The Atlanta Journal-Constitution on Wednesday filed a complaint with Attorney General Sam Olens to “take all necessary measures” to ensure the ethics commission and its director, Holly LaBerge, to comply with the state’s Open Records Act.
Attorneys for the paper say specifically that LaBerge failed to comply with the act when she did not turn over a now-controversial memo to the AJC in response to a records request filed in July 2012.
On July 26, 2012, the AJC requested “access to and copies of all records, including interviews, audits, emails, faxes and any and all documents including case files” related to the investigation into Gov. Nathan Deal’s 2010 campaign.
LaBerge released thousands of pages of documents related to the Deal investigation, but not the memo, which was dated July 17, 2012. Reporters quickly realized records were missing. After the AJC asked the Attorney General’s Office to intervene, LaBerge released more documents, but still the memo was missing.
The AJC revealed the memo's existence last week. In it, LaBerge details what she says are text messages and phone calls she received from top Deal aides in the week before the commission was to rule on the complaints against him. LaBerge said Deal chief of staff Chris Riley and chief counsel Ryan Teague "pressured" her and that Teague threatened the agency if several of the cases weren't settled without a hearing.

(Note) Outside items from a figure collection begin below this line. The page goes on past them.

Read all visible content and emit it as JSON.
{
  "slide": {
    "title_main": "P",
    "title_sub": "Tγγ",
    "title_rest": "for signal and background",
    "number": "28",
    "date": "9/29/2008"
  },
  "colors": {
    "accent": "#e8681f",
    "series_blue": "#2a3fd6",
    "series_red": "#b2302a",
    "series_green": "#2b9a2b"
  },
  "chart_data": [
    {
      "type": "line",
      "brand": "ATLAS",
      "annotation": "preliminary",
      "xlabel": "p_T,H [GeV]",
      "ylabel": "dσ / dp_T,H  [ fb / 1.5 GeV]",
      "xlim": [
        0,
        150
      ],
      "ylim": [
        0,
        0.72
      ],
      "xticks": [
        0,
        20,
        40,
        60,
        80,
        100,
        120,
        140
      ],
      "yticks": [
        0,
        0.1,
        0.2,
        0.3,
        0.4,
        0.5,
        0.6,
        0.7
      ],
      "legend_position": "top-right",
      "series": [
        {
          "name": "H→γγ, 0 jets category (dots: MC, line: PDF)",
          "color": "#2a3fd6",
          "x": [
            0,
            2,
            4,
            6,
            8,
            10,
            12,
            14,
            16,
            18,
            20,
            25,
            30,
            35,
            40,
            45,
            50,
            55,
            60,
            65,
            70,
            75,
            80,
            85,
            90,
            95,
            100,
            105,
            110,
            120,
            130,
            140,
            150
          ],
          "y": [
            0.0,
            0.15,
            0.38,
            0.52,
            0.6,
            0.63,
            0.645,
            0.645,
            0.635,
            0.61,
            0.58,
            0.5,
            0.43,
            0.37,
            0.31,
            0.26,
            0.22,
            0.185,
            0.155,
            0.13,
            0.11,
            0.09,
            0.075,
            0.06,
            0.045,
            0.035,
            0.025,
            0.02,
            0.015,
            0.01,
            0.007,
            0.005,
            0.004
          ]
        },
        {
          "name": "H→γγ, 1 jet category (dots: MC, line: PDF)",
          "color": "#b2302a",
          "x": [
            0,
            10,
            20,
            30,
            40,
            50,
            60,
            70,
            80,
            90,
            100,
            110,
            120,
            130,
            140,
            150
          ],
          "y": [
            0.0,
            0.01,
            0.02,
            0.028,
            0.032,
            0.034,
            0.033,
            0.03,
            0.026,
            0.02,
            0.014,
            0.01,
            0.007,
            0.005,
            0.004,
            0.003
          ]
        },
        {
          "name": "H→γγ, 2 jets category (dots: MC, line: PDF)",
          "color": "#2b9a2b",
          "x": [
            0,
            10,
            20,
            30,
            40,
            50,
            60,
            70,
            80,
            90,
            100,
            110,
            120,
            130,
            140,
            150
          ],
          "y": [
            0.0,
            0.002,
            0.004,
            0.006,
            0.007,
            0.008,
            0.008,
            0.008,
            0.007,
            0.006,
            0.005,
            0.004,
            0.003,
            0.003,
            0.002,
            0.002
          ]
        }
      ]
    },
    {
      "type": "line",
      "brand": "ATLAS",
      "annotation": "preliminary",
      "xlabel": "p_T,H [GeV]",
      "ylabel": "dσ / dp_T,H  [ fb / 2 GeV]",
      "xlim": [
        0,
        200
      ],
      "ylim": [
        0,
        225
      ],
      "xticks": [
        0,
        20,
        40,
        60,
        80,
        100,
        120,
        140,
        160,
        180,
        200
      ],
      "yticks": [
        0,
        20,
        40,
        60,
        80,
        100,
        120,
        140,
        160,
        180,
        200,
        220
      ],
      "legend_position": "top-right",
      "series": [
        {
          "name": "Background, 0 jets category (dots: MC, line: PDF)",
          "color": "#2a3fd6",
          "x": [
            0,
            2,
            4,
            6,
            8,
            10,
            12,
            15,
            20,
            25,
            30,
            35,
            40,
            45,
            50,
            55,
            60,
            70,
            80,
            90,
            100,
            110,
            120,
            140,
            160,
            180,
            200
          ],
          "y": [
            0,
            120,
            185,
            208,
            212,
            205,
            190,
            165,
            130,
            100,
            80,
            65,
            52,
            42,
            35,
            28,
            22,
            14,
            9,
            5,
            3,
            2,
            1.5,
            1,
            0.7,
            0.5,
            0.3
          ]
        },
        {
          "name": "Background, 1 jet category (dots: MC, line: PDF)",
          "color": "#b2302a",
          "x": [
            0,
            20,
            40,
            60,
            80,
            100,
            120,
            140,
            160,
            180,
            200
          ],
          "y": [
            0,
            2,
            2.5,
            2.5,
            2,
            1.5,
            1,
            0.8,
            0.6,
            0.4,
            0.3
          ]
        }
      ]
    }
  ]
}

The commission met July 23, 2012, and dismissed major charges against Deal, who had been accused of improperly raising and spending campaign funds. Deal agreed to pay $3,350 in administrative fees for technical defects in his campaign disclosures.
It has become clear, attorneys Tom Clyde and Lesli Gaither wrote to Olens, that “production of records by the commission was woefully incomplete.”

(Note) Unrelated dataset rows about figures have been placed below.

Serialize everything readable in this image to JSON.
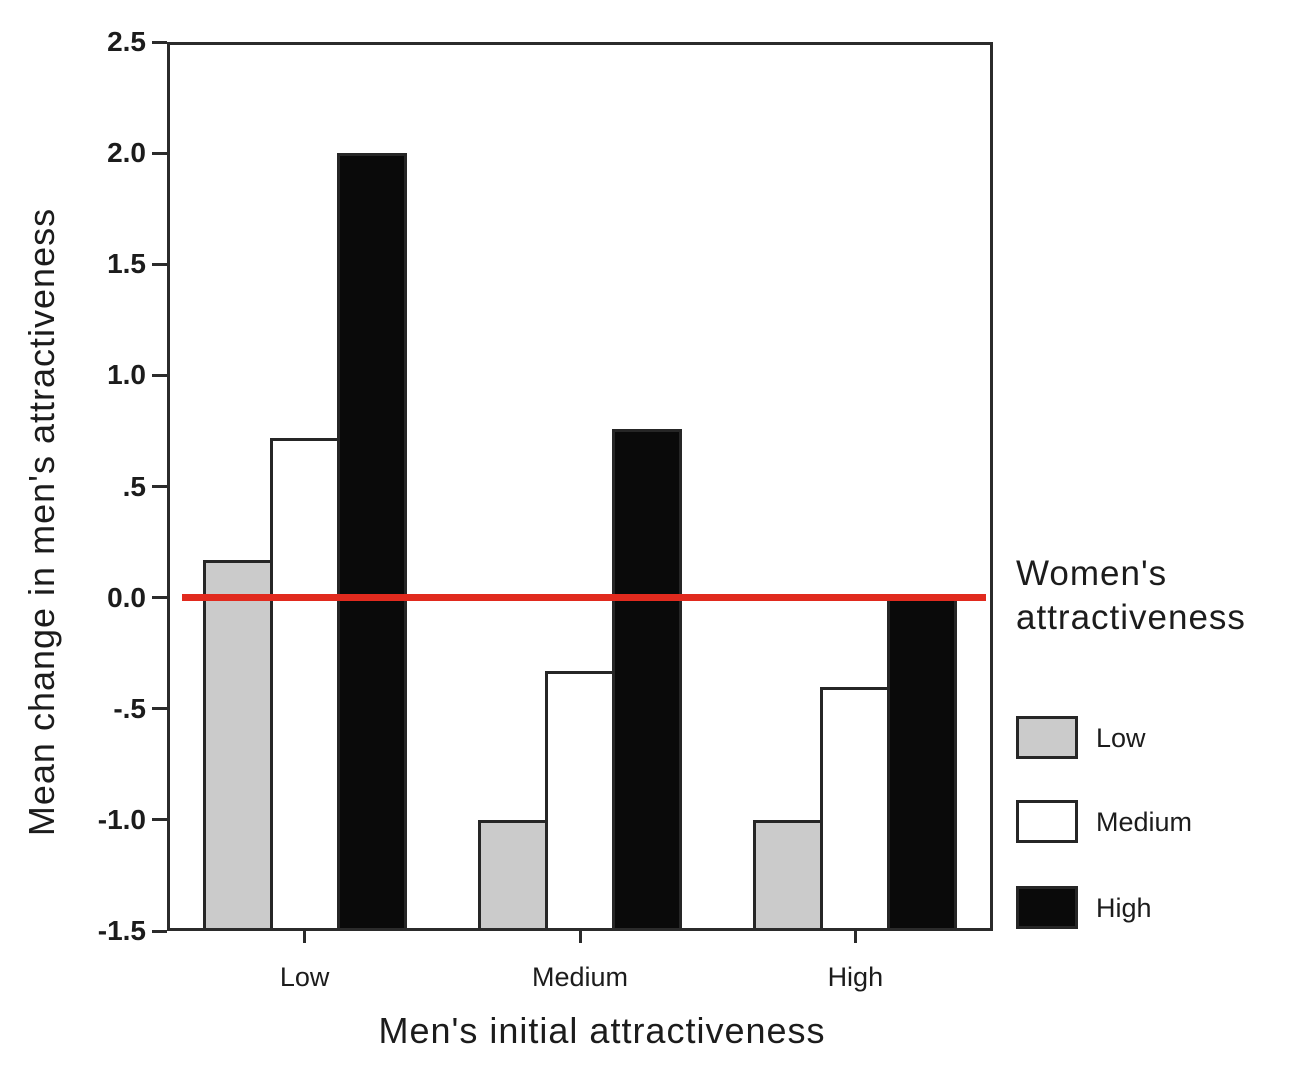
{
  "chart_data": {
    "type": "bar",
    "title": "",
    "xlabel": "Men's initial attractiveness",
    "ylabel": "Mean change in men's attractiveness",
    "categories": [
      "Low",
      "Medium",
      "High"
    ],
    "series": [
      {
        "name": "Low",
        "color": "#cbcbcb",
        "values": [
          0.17,
          -1.0,
          -1.0
        ]
      },
      {
        "name": "Medium",
        "color": "#ffffff",
        "values": [
          0.72,
          -0.33,
          -0.4
        ]
      },
      {
        "name": "High",
        "color": "#0a0a0a",
        "values": [
          2.0,
          0.76,
          0.0
        ]
      }
    ],
    "ylim": [
      -1.5,
      2.5
    ],
    "bar_baseline": -1.5,
    "grid": false,
    "y_ticks": [
      {
        "value": 2.5,
        "label": "2.5"
      },
      {
        "value": 2.0,
        "label": "2.0"
      },
      {
        "value": 1.5,
        "label": "1.5"
      },
      {
        "value": 1.0,
        "label": "1.0"
      },
      {
        "value": 0.5,
        "label": ".5"
      },
      {
        "value": 0.0,
        "label": "0.0"
      },
      {
        "value": -0.5,
        "label": "-.5"
      },
      {
        "value": -1.0,
        "label": "-1.0"
      },
      {
        "value": -1.5,
        "label": "-1.5"
      }
    ],
    "reference_line": {
      "value": 0.0,
      "color": "#e12a1e"
    },
    "legend": {
      "title": "Women's attractiveness",
      "position": "right",
      "items": [
        "Low",
        "Medium",
        "High"
      ]
    }
  },
  "colors": {
    "frame": "#2b2b2b",
    "bar_outline": "#262626",
    "text": "#1c1c1c",
    "background": "#ffffff",
    "reference_red": "#e12a1e",
    "series_low_gray": "#cbcbcb",
    "series_medium_white": "#ffffff",
    "series_high_black": "#0a0a0a"
  }
}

Jeff Milsteen, chief deputy attorney general, said in a response to the paper that it appears “a number of documents contained in Ms. LaBerge’s personal email accounts may well have been responsive” to the paper’s request.
However, he said, because Olens’ office still represents LaBerge in a related lawsuit, “this mater presents insurmountable conflicts in our ability to independently investigate or pursue separate open records violations.”
Milsteen said state law allows the paper to pursue its own court action to enforce the records act.
Anyone who “knowingly and willfully violates” the Open Records Act “by failing or refusing to provide access to records not subject to exemption within the statutory time frame” can be found guilty of a misdemeanor and fined up to $1,000.